The Reed family owned the home from 1894 to 1904. Dr. John Reed maintained a medical practice in the basement of the residence for about 10 years. Also during this period, the residence was the adolescent home of U.S. Associate Supreme
Court Justice, Stanley Forman Reed. Justice Reed spent formative years in the home until leaving for college. Reed would go on to serve in the Kentucky House of Representatives and as U.S. Solicitor General, where he defended the constitutionality of several New Deal policies. President Franklin D. Roosevelt nominated Reed to the Supreme Court in 1938. Justice Reed served the nation's highest court until his retirement in 1957. Justice Reed wrote the majority opinion for the cases Smith v. Allwright, Gorin v. United States, and Adamson v. California. He authored dissenting opinions for the cases Illinois ex rel. McCollum v. Board of Education. Reed was the final pivotal vote for the unanimity of the U.S. Supreme Court landmark decision in Brown v. Board of Education.
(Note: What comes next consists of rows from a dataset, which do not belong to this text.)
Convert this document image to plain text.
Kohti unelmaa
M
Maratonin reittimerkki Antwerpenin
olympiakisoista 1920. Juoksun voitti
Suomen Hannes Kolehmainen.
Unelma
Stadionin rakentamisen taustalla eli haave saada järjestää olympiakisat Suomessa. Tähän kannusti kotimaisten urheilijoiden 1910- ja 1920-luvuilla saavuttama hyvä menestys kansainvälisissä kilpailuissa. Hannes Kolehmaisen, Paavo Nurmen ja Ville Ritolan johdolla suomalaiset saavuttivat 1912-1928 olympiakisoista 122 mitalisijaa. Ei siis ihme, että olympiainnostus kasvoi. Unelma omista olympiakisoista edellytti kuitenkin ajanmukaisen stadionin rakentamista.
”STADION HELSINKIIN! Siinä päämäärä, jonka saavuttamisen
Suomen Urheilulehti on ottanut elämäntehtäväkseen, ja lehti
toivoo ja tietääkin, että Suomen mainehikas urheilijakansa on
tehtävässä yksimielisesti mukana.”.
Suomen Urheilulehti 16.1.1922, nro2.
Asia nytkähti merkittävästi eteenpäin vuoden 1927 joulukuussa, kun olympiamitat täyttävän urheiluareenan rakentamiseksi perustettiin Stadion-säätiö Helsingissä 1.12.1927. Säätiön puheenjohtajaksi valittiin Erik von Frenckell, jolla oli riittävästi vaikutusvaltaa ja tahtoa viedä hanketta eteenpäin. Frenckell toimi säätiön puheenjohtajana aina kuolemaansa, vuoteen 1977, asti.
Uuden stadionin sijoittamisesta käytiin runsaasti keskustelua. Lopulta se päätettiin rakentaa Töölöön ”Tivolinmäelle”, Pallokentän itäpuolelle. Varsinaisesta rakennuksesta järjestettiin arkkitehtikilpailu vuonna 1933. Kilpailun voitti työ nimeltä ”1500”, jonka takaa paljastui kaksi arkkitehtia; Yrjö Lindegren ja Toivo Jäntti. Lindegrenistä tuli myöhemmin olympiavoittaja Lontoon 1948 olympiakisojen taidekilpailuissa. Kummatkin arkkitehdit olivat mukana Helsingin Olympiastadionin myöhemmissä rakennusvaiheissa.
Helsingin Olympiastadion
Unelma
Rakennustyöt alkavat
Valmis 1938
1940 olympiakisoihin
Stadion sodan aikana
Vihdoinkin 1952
According to oral history, during the ownership of Francis Woodland Armstrong, the mansion served as an important post along the Underground Railroad. During this time corresponding with the American Civil War, runaway slaves were held in a wooden jail cell that dates to the home's original 1831 construction. Runaway slaves would be housed in the basement jail cell until it was deemed safe for them to continue their journey to the nearby free state of Ohio. It is believed that slaves were kept in the jail to foil slave hunters who were likely to search the home. A tunnel leading to a secret room once used by slaves to escape to the Ohio River can still be seen in the home's basement. The basement jail cell is still intact today and is thought to have also served as an early town jail during the ownership of Mayor Phillips.

== Folklore ==
In March 2011, Ghost Adventures from the Travel Channel filmed at Phillips' Folly. The episode aired on Friday, May 13, 2011. It featured former resident and Underground Railroad historian, Jerry Gore. The home is said to be the residence of several spirits, including John Armstrong and his Newfoundland dog; by John Pearce who died in the home around 1890 either by fighting a duel in the home's back parlor or by suicide in the home's back parlor (dueling was outlawed at the time, therefore death by suicide may have been the manner of death officially recorded); and by former slaves who were chained in the basement prior to the home's abolitionist history. The home's backyard is directly adjacent to one of the oldest known cemeteries in Kentucky (circa 1800–1850) referred to locally as the Maysville Pioneer Graveyard, which was established on land acquired by city trustee Jacob Boone, close friend, business partner, and cousin to Daniel Boone. Jacob Boone and his family are buried in the Maysville Pioneer Graveyard in a plot notating Jacob's militia service during the American Revolutionary War.